Guy was a cinch. But now I must get into all their houses. Keith will be tricky. Probably, and probably rightly, he is ashamed of where he lives. He will have a rule about it – Keith, with his tenacities, his unguessable grooves and ruts, his lout protocols, criminal codes, fierce brand loyalties, and so on. Keith will naturally be tricky.
With Nicola Six, with the murderee, I have a bold idea. It would be a truthful move, and I must have the truth. Guy is reasonably trustworthy; I’ll just have to allow for his dreamy overvaluations, his selective blindnesses. But Keith is a liar, and I will be obliged to double-check, or even triangulate, everything he tells me. I must have the truth. There just isn’t time to settle for anything less than the truth.
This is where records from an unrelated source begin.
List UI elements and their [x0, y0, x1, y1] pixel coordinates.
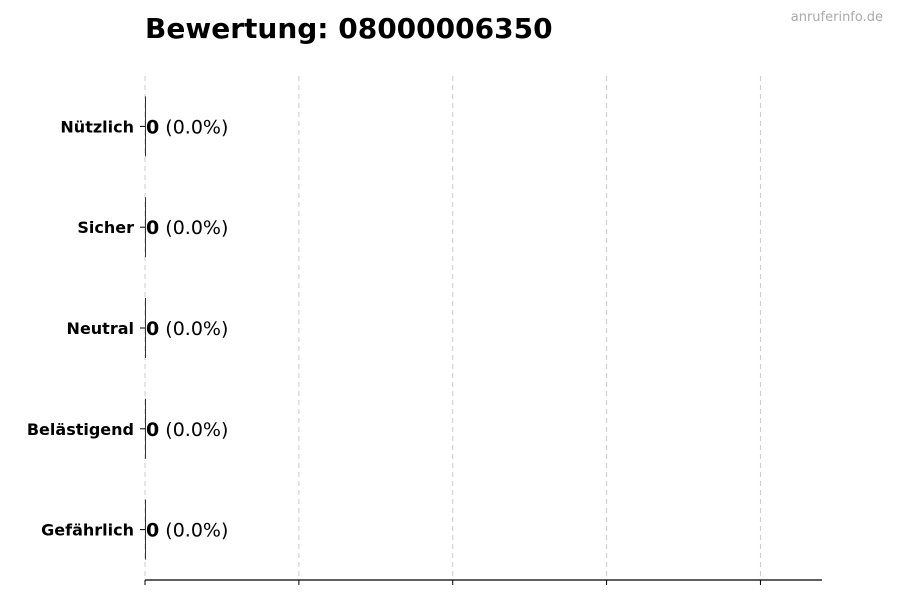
bar	[145, 398, 146, 459]
value-percent: (0.0%)	[165, 217, 228, 239]
bar	[145, 197, 146, 258]
value-count: 0	[146, 116, 159, 138]
value-count: 0	[146, 419, 159, 441]
chart-title: Bewertung: 08000006350	[145, 12, 553, 45]
category-label: Belästigend	[27, 420, 134, 439]
value-count: 0	[146, 520, 159, 542]
value-label: 0 (0.0%)	[146, 116, 228, 138]
bar	[145, 499, 146, 560]
value-count: 0	[146, 217, 159, 239]
value-label: 0 (0.0%)	[146, 318, 228, 340]
category-label: Sicher	[77, 218, 134, 237]
bar	[145, 298, 146, 358]
value-percent: (0.0%)	[165, 520, 228, 542]
watermark: anruferinfo.de	[790, 10, 883, 25]
value-label: 0 (0.0%)	[146, 419, 228, 441]
bar	[145, 96, 146, 157]
category-label: Nützlich	[60, 117, 134, 136]
value-percent: (0.0%)	[165, 116, 228, 138]
value-count: 0	[146, 318, 159, 340]
value-percent: (0.0%)	[165, 318, 228, 340]
category-label: Neutral	[67, 319, 134, 338]
category-label: Gefährlich	[41, 521, 134, 540]
value-percent: (0.0%)	[165, 419, 228, 441]
value-label: 0 (0.0%)	[146, 520, 228, 542]
value-label: 0 (0.0%)	[146, 217, 228, 239]
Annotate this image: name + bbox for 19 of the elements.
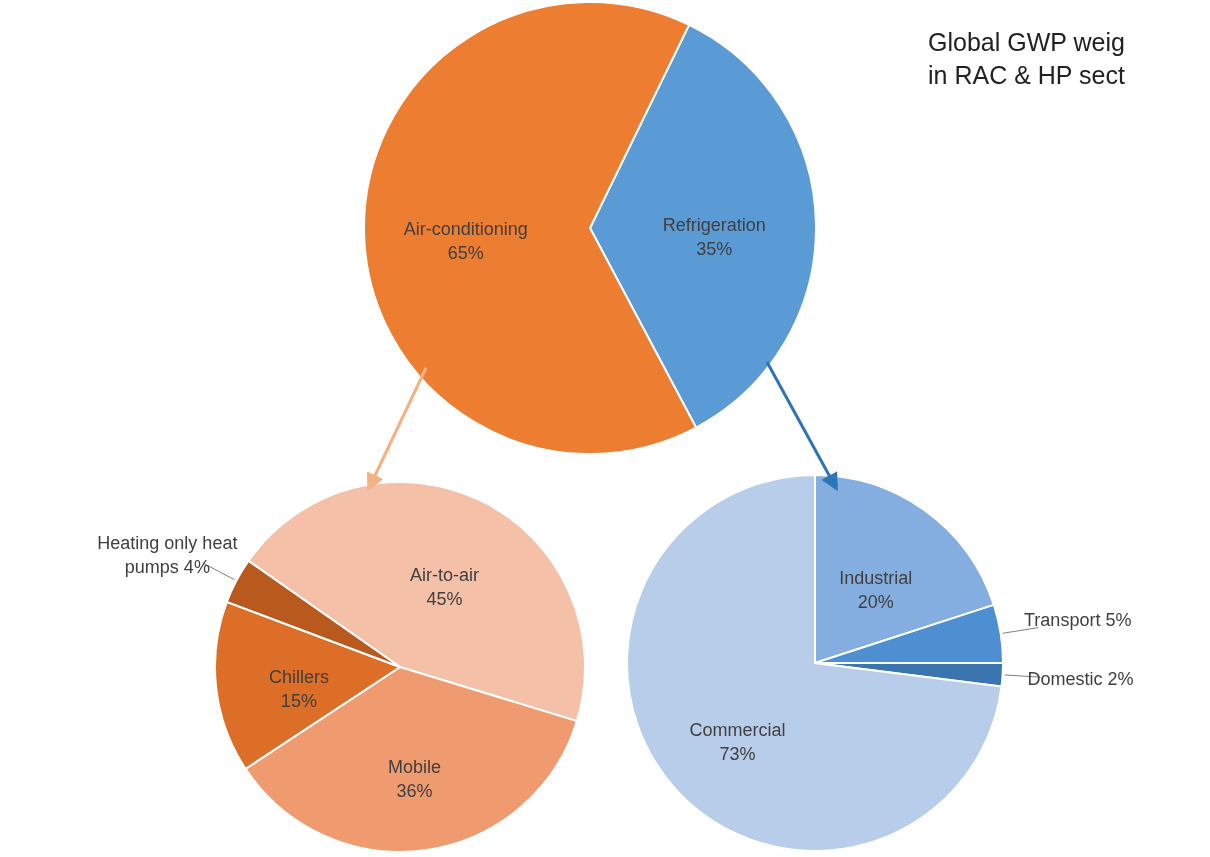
data-label: 36% <box>396 780 433 801</box>
slice-label: Mobile <box>388 756 442 777</box>
data-label: 35% <box>696 238 733 259</box>
text: Global GWP weig in RAC & HP sect <box>928 27 1125 91</box>
slice-label: Domestic 2% <box>1027 668 1134 689</box>
slice-label: Transport 5% <box>1024 610 1132 631</box>
slice-label: Commercial <box>689 720 786 741</box>
data-label: 20% <box>857 592 894 613</box>
slice-label: Industrial <box>839 568 913 589</box>
data-label: 65% <box>447 243 484 264</box>
data-label: 73% <box>719 744 756 765</box>
slice-label: Heating only heat pumps 4% <box>97 533 238 578</box>
slice-label: Air-conditioning <box>403 219 528 240</box>
slice-label: Chillers <box>268 667 329 688</box>
data-label: 15% <box>280 691 317 712</box>
slice-label: Air-to-air <box>410 564 480 585</box>
slice-label: Refrigeration <box>662 214 766 235</box>
data-label: 45% <box>426 588 463 609</box>
pie-slice <box>626 474 1003 852</box>
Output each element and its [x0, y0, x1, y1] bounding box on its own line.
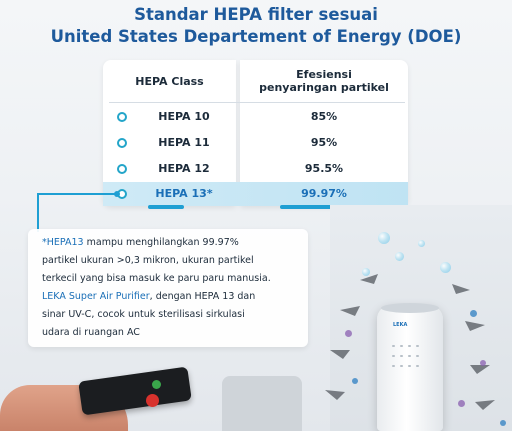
air-bubble: [378, 232, 390, 244]
table-row: HEPA 11 95%: [103, 130, 408, 156]
title-line-1: Standar HEPA filter sesuai: [134, 5, 378, 24]
purifier-vent: [416, 365, 419, 367]
highlight-underline-class: [148, 205, 184, 209]
bullet-icon: [117, 112, 127, 122]
header-divider: [109, 102, 405, 103]
row-efficiency: 85%: [310, 110, 338, 123]
info-text: mampu menghilangkan 99.97%: [83, 237, 239, 248]
table-row: HEPA 12 95.5%: [103, 156, 408, 182]
table-row: HEPA 10 85%: [103, 104, 408, 130]
air-bubble: [395, 252, 404, 261]
dust-particle: [458, 400, 465, 407]
highlight-underline-efficiency: [280, 205, 352, 209]
purifier-vent: [392, 355, 395, 357]
purifier-vent: [416, 355, 419, 357]
info-line: udara di ruangan AC: [42, 327, 140, 338]
hepa13-highlight: *HEPA13: [42, 237, 84, 248]
air-purifier: [377, 305, 443, 431]
title-line-2: United States Departement of Energy (DOE…: [50, 27, 462, 46]
air-bubble: [440, 262, 451, 273]
purifier-vent: [392, 345, 395, 347]
header-efficiency-line-1: Efesiensi: [296, 68, 352, 81]
chair: [222, 376, 302, 431]
purifier-vent: [400, 365, 403, 367]
purifier-vent: [408, 355, 411, 357]
row-efficiency: 99.97%: [301, 187, 347, 200]
dust-particle: [352, 378, 358, 384]
purifier-vent: [392, 365, 395, 367]
air-bubble: [418, 240, 425, 247]
air-bubble: [362, 268, 370, 276]
dust-particle: [480, 360, 486, 366]
efficiency-column: [240, 60, 408, 206]
info-line: LEKA Super Air Purifier, dengan HEPA 13 …: [42, 288, 302, 306]
header-efficiency: Efesiensi penyaringan partikel: [240, 60, 408, 102]
purifier-vent: [400, 355, 403, 357]
dust-particle: [470, 310, 477, 317]
row-efficiency: 95.5%: [304, 162, 344, 175]
info-text: , dengan HEPA 13 dan: [149, 291, 256, 302]
table-row-highlighted: HEPA 13* 99.97%: [103, 182, 408, 206]
header-hepa-class: HEPA Class: [135, 74, 204, 88]
purifier-logo: LEKA: [393, 322, 408, 328]
purifier-vent: [400, 345, 403, 347]
info-line: *HEPA13 mampu menghilangkan 99.97%: [42, 234, 302, 252]
info-line: sinar UV-C, cocok untuk sterilisasi sirk…: [42, 309, 245, 320]
dust-particle: [345, 330, 352, 337]
bullet-icon: [117, 164, 127, 174]
info-line: partikel ukuran >0,3 mikron, ukuran part…: [42, 255, 254, 266]
row-class: HEPA 13*: [155, 187, 213, 200]
dust-particle: [500, 420, 506, 426]
hepa-table: HEPA Class Efesiensi penyaringan partike…: [103, 60, 408, 206]
purifier-vent: [408, 345, 411, 347]
product-name-highlight: LEKA Super Air Purifier: [42, 291, 150, 302]
page-title: Standar HEPA filter sesuai United States…: [0, 4, 512, 48]
row-class: HEPA 11: [158, 136, 210, 149]
green-button-icon: [152, 380, 161, 389]
info-card: *HEPA13 mampu menghilangkan 99.97% parti…: [28, 229, 308, 347]
header-efficiency-line-2: penyaringan partikel: [259, 81, 389, 94]
airflow-arrows: [325, 274, 495, 410]
power-button-icon: [146, 394, 159, 407]
row-class: HEPA 12: [158, 162, 210, 175]
row-class: HEPA 10: [158, 110, 210, 123]
bullet-icon: [117, 138, 127, 148]
purifier-top: [381, 303, 439, 313]
purifier-vent: [416, 345, 419, 347]
purifier-vent: [408, 365, 411, 367]
info-line: terkecil yang bisa masuk ke paru paru ma…: [42, 273, 271, 284]
hepa-class-column: [103, 60, 236, 206]
row-efficiency: 95%: [310, 136, 338, 149]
I must get inside their houses. I must get inside their heads. I must go deeper. Oh, deeper.
A word about the weather. We have all known days of sun or storm that make us feel what it is to live on a planet. But the recent convulsions have made us feel what it is to live in a solar system, a galaxy. They have made us feel – and the thought is almost too much to bear – what it is to live in a universe.
Particularly the winds. They tear through the city, they tear through the island, as if softening it up for an exponentially greater violence. In the last ten days the winds have killed nineteen people, and thirty-three million trees.
And now, at dusk, outside my window, the trees shake their heads like disco dancers in the strobe light of night-life long ago.